A Sunday in War Time
I was so proud I had perfected my backflip over the back of our living room couch. It involved getting my mouth fixed just right, gathering momentum, doing a short run, digging my head and hands into the soft couch cushions, then flipping my legs up and over the hard back of the couch and crashing to the floor on the other side, then emerging to the applause of the handsome young men in their Air Force blue uniforms I was trying to impress. My mother was mortified. Here was her seven-year old daughter showing off her waving skinny legs and mended underwear to her young male guests. To me they were a grown-up adult audience to impress. To my father they were the scared, 17 year old boys he had brought home after Sunday evening service to experience a bit of home away from home comfort before he drove them back to the central flying school about 4 miles away. Dad’s car was one of the only six or seven which were allowed to be driven in our 1940s wartime, peaceful English, Cotswold Village.

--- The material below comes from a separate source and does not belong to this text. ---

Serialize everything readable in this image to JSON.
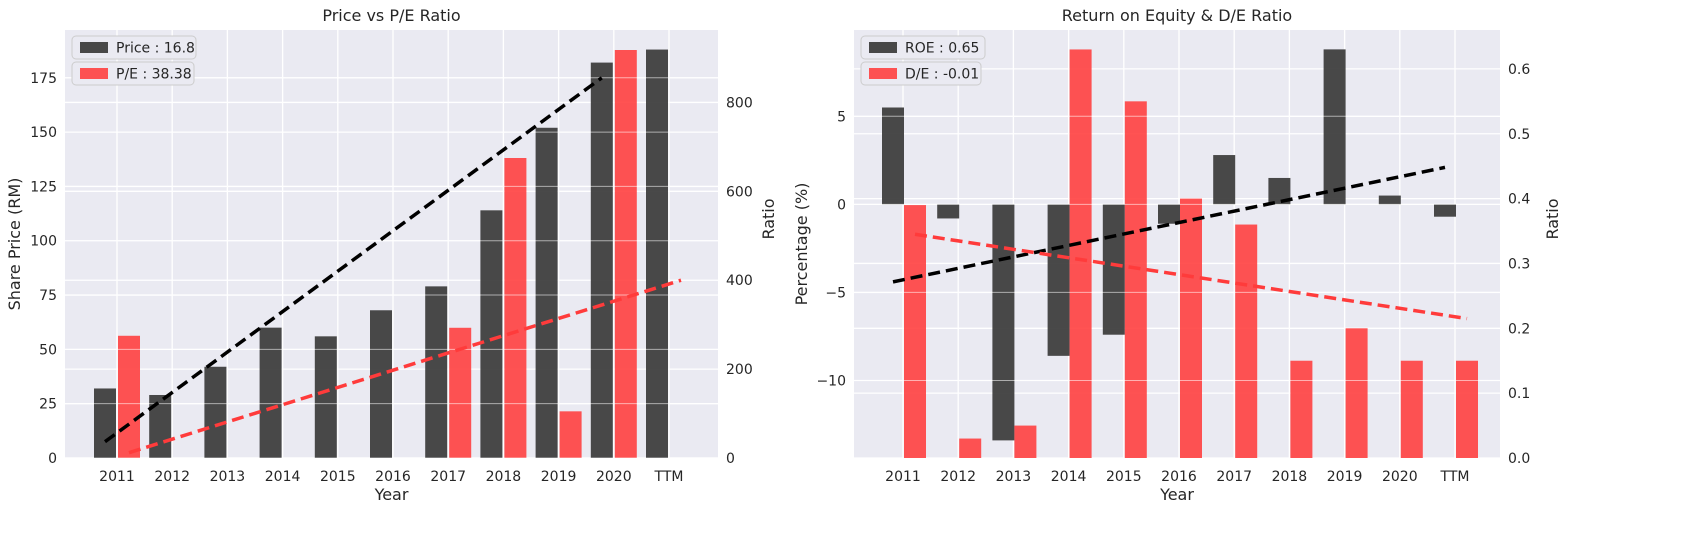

My father kept a visitor’s book in which he wrote down their names and the date of their visit and beside it was the date of their death. It was the time of the Blitz over London. Boys straight out of school were being trained to fly Spitfires, to shoot down German planes and kill German pilots. It took six weeks to train them. Their life expectancy was three weeks!
Earlier, in the afternoon of that same day, my mother and I walked to our cheerful church hall to serve tea, hand out cigarettes and sing hymns; same tune, different words, with our other guests. They were German pilots, now prisoners of war shot down by our young pilots while on bombing raids over the south of England. Most of them were older men and some had learned to fly in the First World War – the war to end all wars. During the week they were transported in army trucks from the POW camp and dropped off in twos and threes at farms around the countryside. The farmers were glad to have the labor as their sons were off learning to kill Germans. The prisoners were happy, they loved the countryside, they knew that they would love to go home to their families when the war was over. They missed their families and they enjoyed coming to the church because it reminded them of their blonde daughters back home.
I thus learned a lesson at an early age about the irony, tragedy and stupidity but, sometimes, the necessity of war.